Scientists have developed a new camera system that is inspired by how animals process what they see.

Single-pixel system prioritises most important areas

Scientists have developed a new camera system that is inspired by how animals process what they see.

Writing in the journal Science Advances, researchers at the University of Glasgow describe a new technique for creating video using single-pixel cameras.  

The team discovered a way to instruct cameras to prioritise objects in images using a method that is similar to how brains make the same decisions.

In animals and humans, the eyes and brain work together to prioritise a specific field of view. When speaking to somebody else, for example, our eyes will focus on the speaker and our brains will dedicate less time to processing what is going on around them.

Using one light-sensitive pixel, the team’s system builds-up moving images of objects placed in front of it. Not only are single pixels cheaper than megapixels found in digital cameras, but they are also capable of building images at wavelengths where conventional cameras are expensive, or simply don’t exist. 

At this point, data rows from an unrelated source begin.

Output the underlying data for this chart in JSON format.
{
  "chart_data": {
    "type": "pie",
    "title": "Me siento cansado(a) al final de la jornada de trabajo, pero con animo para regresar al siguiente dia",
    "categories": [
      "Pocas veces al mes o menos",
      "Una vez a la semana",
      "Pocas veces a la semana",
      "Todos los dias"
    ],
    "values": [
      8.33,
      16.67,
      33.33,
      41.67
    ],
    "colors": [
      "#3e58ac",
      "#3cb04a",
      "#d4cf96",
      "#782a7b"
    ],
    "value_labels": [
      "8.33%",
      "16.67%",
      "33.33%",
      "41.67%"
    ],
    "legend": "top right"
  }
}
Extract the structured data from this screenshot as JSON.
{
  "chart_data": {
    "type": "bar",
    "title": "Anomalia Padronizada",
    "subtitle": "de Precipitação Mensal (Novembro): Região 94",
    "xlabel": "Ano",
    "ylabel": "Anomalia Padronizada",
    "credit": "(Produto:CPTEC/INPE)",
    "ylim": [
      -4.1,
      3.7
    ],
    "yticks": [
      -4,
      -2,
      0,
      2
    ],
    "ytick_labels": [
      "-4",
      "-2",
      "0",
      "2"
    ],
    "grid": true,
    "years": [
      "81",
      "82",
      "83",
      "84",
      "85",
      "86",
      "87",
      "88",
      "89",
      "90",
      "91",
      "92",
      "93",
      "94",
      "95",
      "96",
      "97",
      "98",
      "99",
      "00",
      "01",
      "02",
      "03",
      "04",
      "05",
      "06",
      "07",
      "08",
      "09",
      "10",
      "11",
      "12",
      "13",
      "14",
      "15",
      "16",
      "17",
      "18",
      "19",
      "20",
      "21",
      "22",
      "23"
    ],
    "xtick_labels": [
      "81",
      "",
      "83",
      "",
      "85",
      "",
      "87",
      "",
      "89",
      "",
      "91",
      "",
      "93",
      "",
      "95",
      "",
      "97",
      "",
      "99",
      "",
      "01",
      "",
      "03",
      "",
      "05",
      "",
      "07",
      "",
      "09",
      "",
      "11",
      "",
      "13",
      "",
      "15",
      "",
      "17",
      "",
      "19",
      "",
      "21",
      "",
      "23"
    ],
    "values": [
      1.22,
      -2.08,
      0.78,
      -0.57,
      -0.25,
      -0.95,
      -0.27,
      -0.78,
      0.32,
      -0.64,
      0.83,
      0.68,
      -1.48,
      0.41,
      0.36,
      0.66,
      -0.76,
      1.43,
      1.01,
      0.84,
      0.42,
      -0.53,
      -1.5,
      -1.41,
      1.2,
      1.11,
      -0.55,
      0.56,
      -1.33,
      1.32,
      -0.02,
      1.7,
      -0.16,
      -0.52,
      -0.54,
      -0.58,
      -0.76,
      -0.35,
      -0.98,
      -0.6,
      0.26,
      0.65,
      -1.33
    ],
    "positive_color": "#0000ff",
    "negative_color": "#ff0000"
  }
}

The images the system puts out are square, with a total resolution of 1,000 pixels. In a conventional camera, those pixels would be spread evenly across the image. But this new system can choose to allocate its ‘pixel budget’ to prioritise the most important areas within the frame.

Scientists say that it places higher resolution pixels in these locations, sharpening the detail in some sections while sacrificing detail in others. This pixel distribution can be altered frame to frame - similar to how biological systems work, they add.

“Initially, the problem I was trying to solve was how to maximise the frame rate of the single-pixel system to make the video output as smooth as possible,” explained Dr David Phillips from the University of Glasgow’s School of Physics and Astronomy.

“However, I started to think a bit about how vision works in living things and I realised that building a programme which could interpret the data from our single-pixel sensor along similar lines could solve the problem. By channelling our pixel budget into areas where high resolutions were beneficial, such as where an object is moving, we could instruct the system to pay less attention to the other areas of the frame.
 
“By prioritising the information from the sensor in this way, we’ve managed to produce images at an improved frame rate but we’ve also taught the system a valuable new skill.”

Researchers now hope to improve the system and explore the opportunities for industrial and commercial use, for example in medical imaging.